St Francis of Assisi was a person who modelled God’s peace (shalom) in very radical ways. October 4th is St Francis Feast Day and so it seems appropriate to begin our October emphasis on shalom with a reminder of his life story and the ways it challenges us also be be radical proponents of shalom.
Francis’s goal was to imitate the life, and carry out the work of Christ in all he did. Ironically the prayers he is best known for Make Me An Instrument of Your Peace and Let Nothing Disturb Us, were not actually written by him, though they express some of the sentiments that we associate with his life.
What Is God’s Shalom?
God’s radical peace or shalom, a world in which all things are once more made whole is something that all of us long for but it is a hard concept to grasp, partly because we have never lived in a world in which God’s shalom dream is fully experienced, a world in which there is no death or disease, no oppression or exploitation of others, and no destructive acts towards creation.
Nicholas Wolterstorff says that at its heart, the Old Testament word shalom means “flourishing.” It embraces not just the flourishing of our personal lives but also our concern for the flourishing of all humanity as well as of God’s good creation. This, he believes is what the gospel is all about and what Christian education should also be about.
the goal of Christian education is to equip and energize our students for a certain way of being in the world, not just for a way of thinking, though certainly also that, but for a certain way of being – a Christian way, not one of your standard American ways of being. Suppose further that you agree with me that this way of being can be described thus: to pray and struggle for shalom, celebrating its presence and mourning its absence. How do we do that? What is the pedagogy – and indeed, the curriculum – for education with that goal?
Discipleship exposes our practices and our beliefs to the scrutiny of the Gospels. The life, death and resurrection of Christ becomes the lens through which we view all things – big and small – not so that we can disengage from the world but so that our thinking, and our actions can all be changed to be more like Christ. One of the mysteries of our faith is the continual transformation that God, acting through the Holy Spirit, continues to bring about in our lives and in our world.

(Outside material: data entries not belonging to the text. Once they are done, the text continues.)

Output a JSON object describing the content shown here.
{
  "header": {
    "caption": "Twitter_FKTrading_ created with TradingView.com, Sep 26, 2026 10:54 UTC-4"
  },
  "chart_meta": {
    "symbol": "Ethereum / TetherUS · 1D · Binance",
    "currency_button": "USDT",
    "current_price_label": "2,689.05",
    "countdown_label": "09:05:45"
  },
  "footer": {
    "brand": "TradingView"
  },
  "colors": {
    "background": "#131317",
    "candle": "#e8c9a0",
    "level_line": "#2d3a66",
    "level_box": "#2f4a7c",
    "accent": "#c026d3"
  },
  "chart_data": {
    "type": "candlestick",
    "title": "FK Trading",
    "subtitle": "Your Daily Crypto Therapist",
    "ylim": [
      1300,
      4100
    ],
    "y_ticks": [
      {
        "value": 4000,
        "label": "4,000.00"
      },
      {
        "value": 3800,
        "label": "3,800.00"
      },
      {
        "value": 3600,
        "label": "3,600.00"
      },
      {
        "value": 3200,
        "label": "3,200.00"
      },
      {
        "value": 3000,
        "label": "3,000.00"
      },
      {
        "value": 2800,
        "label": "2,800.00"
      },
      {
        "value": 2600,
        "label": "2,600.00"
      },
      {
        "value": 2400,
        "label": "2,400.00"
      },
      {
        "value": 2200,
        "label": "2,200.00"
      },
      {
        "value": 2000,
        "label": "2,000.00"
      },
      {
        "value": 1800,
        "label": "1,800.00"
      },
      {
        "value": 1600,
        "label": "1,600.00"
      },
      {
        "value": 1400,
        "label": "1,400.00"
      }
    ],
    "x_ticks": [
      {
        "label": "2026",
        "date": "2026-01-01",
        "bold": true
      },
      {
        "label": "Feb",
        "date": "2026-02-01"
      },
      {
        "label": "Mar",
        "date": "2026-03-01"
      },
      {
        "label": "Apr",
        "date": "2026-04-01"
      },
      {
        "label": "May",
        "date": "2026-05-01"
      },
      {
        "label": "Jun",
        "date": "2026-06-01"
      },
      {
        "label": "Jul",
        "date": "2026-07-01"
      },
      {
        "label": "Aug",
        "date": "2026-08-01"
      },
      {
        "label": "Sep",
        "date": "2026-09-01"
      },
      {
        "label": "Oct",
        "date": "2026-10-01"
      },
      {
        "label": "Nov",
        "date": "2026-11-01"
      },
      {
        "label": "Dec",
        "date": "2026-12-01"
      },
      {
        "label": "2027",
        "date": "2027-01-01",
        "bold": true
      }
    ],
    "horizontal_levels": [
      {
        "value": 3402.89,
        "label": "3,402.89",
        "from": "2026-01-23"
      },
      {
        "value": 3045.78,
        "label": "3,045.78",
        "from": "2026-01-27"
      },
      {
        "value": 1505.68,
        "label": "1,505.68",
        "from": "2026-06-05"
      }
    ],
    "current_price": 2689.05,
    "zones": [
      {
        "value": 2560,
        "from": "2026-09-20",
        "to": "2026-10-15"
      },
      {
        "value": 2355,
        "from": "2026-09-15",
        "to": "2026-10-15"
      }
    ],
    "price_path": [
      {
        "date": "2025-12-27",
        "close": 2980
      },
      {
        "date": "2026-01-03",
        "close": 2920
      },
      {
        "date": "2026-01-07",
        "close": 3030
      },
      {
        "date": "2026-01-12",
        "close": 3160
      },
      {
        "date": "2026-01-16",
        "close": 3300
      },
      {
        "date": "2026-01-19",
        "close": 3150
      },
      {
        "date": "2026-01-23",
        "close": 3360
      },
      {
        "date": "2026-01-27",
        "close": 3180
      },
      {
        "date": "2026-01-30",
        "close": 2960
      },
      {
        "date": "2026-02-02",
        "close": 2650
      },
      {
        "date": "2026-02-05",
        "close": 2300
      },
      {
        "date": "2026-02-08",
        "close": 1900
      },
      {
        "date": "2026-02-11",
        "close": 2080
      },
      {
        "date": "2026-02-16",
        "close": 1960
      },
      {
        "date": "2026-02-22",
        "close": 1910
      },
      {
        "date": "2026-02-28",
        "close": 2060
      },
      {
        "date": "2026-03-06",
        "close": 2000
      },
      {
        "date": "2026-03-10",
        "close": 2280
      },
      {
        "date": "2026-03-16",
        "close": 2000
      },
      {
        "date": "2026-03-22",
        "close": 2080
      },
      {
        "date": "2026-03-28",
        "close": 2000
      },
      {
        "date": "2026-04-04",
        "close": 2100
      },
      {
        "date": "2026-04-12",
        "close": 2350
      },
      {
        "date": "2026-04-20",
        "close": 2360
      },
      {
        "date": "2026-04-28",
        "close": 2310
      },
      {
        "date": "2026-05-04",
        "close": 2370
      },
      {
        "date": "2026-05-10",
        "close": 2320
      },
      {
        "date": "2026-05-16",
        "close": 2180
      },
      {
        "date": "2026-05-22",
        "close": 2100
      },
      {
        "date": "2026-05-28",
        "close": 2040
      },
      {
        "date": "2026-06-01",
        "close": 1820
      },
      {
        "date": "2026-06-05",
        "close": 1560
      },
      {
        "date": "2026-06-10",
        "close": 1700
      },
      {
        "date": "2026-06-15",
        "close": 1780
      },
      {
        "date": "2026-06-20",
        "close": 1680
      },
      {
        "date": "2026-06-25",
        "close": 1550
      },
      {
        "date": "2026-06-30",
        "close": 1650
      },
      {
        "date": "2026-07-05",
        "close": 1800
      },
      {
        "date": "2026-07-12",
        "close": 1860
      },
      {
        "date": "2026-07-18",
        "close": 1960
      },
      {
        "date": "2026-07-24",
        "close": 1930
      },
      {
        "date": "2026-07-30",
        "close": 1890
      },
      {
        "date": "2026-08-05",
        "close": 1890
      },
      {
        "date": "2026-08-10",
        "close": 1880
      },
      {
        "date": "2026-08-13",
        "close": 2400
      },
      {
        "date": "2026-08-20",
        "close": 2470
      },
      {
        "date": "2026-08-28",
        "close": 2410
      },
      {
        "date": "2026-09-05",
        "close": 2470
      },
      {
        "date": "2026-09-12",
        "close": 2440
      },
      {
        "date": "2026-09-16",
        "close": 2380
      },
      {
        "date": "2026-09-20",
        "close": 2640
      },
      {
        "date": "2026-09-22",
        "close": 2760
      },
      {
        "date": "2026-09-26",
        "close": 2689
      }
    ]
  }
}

That any of us can change our thinking is a miracle. That any of us can be transformed from the self centered, self absorbed people we are without Christ is incredible… that alone convinces me that God is still at work in our world, educating all of us to live the eternal shalom world that will one day break into ours in all its glory.
Educating for Shalom
So how do we more fully live into God’s dream of shalom?
1. Articulate the dream as often as possible. I used to teach a class on urban transformation which revolved around the concept of shalom. I would ask students what their neighbourhood would look like if God’s shalom was fully realized. They usually started with the religious stuff like a church on ever corner but the longer we talked about it, the more they started to express their real dreams for transformation – jobs and homes for everyone, harmonious relationships between neighbours, restoration of polluted streams, overcoming of crime, beautiful gardens, colourful street murals, community events that drew the community together.
2. Educate yourself on God’s dream for shalom. Learn more about God’s dream for shalom as it emerges in the Old Testament and is expressed through the life of Christ in the new. This has become the central theological study of my life. It began 25 years ago as I grappled with the reality of the poverty I had seen during my years on Mercy Ships and the affluence I now experience in life in America. I expressed some of my learning several years ago in the booklet Shalom and the Wholeness of God, but I find myself constantly challenged my new aspects of God’s desire for wholeness and flourishing.
Over the last few months at St Andrew’s Episcopal Church here in Seattle, we have started using the following words as part of our liturgy:
While Jesus lived among us he stood up for women and children, he touched the untouchable, healed the sick, and welcomed those who had given up hope of being included. Through him we see a path not only to our own freedom, but a path to the liberation of the whole world. He taught us that it will not be in the brutality of violence that our world will be saved. Rather it will be in showing kindness to our neighbour in standing up against injustice, in returning hate with love, in transforming one heart at a time. It will be in the simple but holy task of dining together, sharing bread and wine, truly seeing one another as beloved by God.
Repeating these words each week is imprinting them in my mind and helping me to think of other ways to embrace this dream. Tomorrow we will publish our Top Ten Books on Shalom. I challenge all of us to read these books and others that help immerse us in God’s real purpose for our lives.
3. Reorient our lives to reflect God’s shalom. It is not easy for any of us to grasp the radicalness of God’s dream and live each day as its advocates, but we need to accept this challenge.
Plan a shalom meal at which you talk about God’s dream for flourishing. Read through the wonderful description in Isaiah 65: 17-25 of God’s shalom world. Sit in silence with your eyes closed imagining what this could look like in your life, neighbourhood and God’s world. Discuss this with your friends. Now watch the video below which I put together several years ago as my own expression of shalom living. Is there a way that God is challenging you, your family and your friends to make this dream more central to your lives. What are one or two action steps you could take to move your life and priorities in this direction?